Growth in February was driven by the sharpest increase in new business since August 2015, and by rise in order growth to a three-month high, according to the index. Export sales were down on the month, indicating that stronger demand came principally from the domestic market.

Overall operating expenses of companies were little changed in February, as a slight rise in average staff pay was offset by a marginal fall in purchasing costs. Average prices charged for goods and services were stable. A decrease in selling prices has been recorded in each month since November. However, in February, fewer companies reported offering discounts amid stronger underlying demand.

Meanwhile, overall input costs eased for the second month in a row, providing some relief for company margins as selling prices were broadly stable, Emirates NBD said. There was also an increase in purchasing activity, as businesses sought to reflect higher output requirements.

“Businesses increased their stock of pre-production inventories at the fastest rate since September, likely reflecting both the rise in new orders and optimism for future order growth. More than half of firms surveyed expect their output to be higher in a year’s time," said Khatija Haque, head of Mena research at Emirates NBD, on Tuesday.
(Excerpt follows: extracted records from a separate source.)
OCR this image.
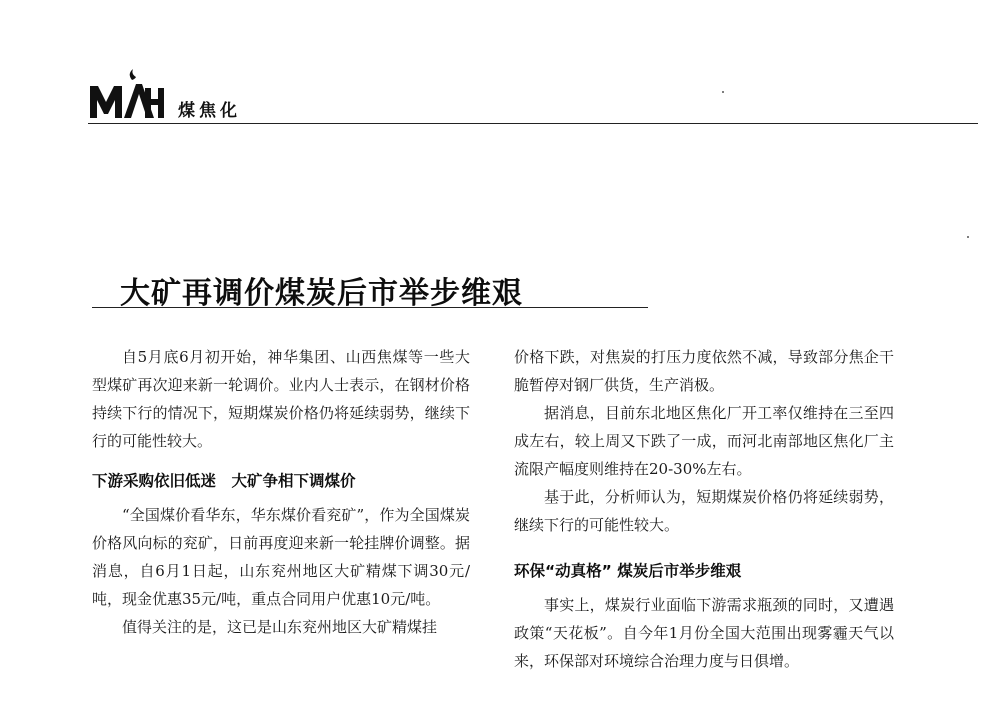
煤焦化
大矿再调价煤炭后市举步维艰

自5月底6月初开始，神华集团、山西焦煤等一些大型煤矿再次迎来新一轮调价。业内人士表示，在钢材价格持续下行的情况下，短期煤炭价格仍将延续弱势，继续下行的可能性较大。

下游采购依旧低迷　大矿争相下调煤价

“全国煤价看华东，华东煤价看兖矿”，作为全国煤炭价格风向标的兖矿，日前再度迎来新一轮挂牌价调整。据消息，自6月1日起，山东兖州地区大矿精煤下调30元/吨，现金优惠35元/吨，重点合同用户优惠10元/吨。

值得关注的是，这已是山东兖州地区大矿精煤挂

价格下跌，对焦炭的打压力度依然不减，导致部分焦企干脆暂停对钢厂供货，生产消极。

据消息，目前东北地区焦化厂开工率仅维持在三至四成左右，较上周又下跌了一成，而河北南部地区焦化厂主流限产幅度则维持在20-30%左右。

基于此，分析师认为，短期煤炭价格仍将延续弱势，继续下行的可能性较大。

环保“动真格” 煤炭后市举步维艰

事实上，煤炭行业面临下游需求瓶颈的同时，又遭遇政策“天花板”。自今年1月份全国大范围出现雾霾天气以来，环保部对环境综合治理力度与日俱增。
However, companies continued to report strong competitive pressures, which eroded their pricing power, the bank said. Employment was broadly flat month-on-month, with fewer than 1 per cent of companies surveyed reporting more hiring and the employment index hovering at its lowest in nearly five years in February amid tighter cost management.

The improvement in the PMI follows a brighter outlook for the Saudi economy as a whole in January. Credit to the private sector rose for tenth straight month, rising 2.4 per cent year on-year in January, while bank claims to the public sector also grew 19.5 per cent year-on-year. Consumer spending accelerated on an annual basis in January as reflected by the improvement in points of sale transactions, which were up by 31.8 per cent year-on-year, and ATM withdrawals, which grew 1.6 per cent year-on-year.

Meanwhile, the Emirates NBD UAE PMI slipped to a 28-month low due to a weaker rise in business in February compared with January.

The PMI fell to 53.4 in February from 56.3 in January, Emirates NBD said

"The rate of input cost inflation remained muted, while price discounting continued as firms competed to secure new work," said the survey.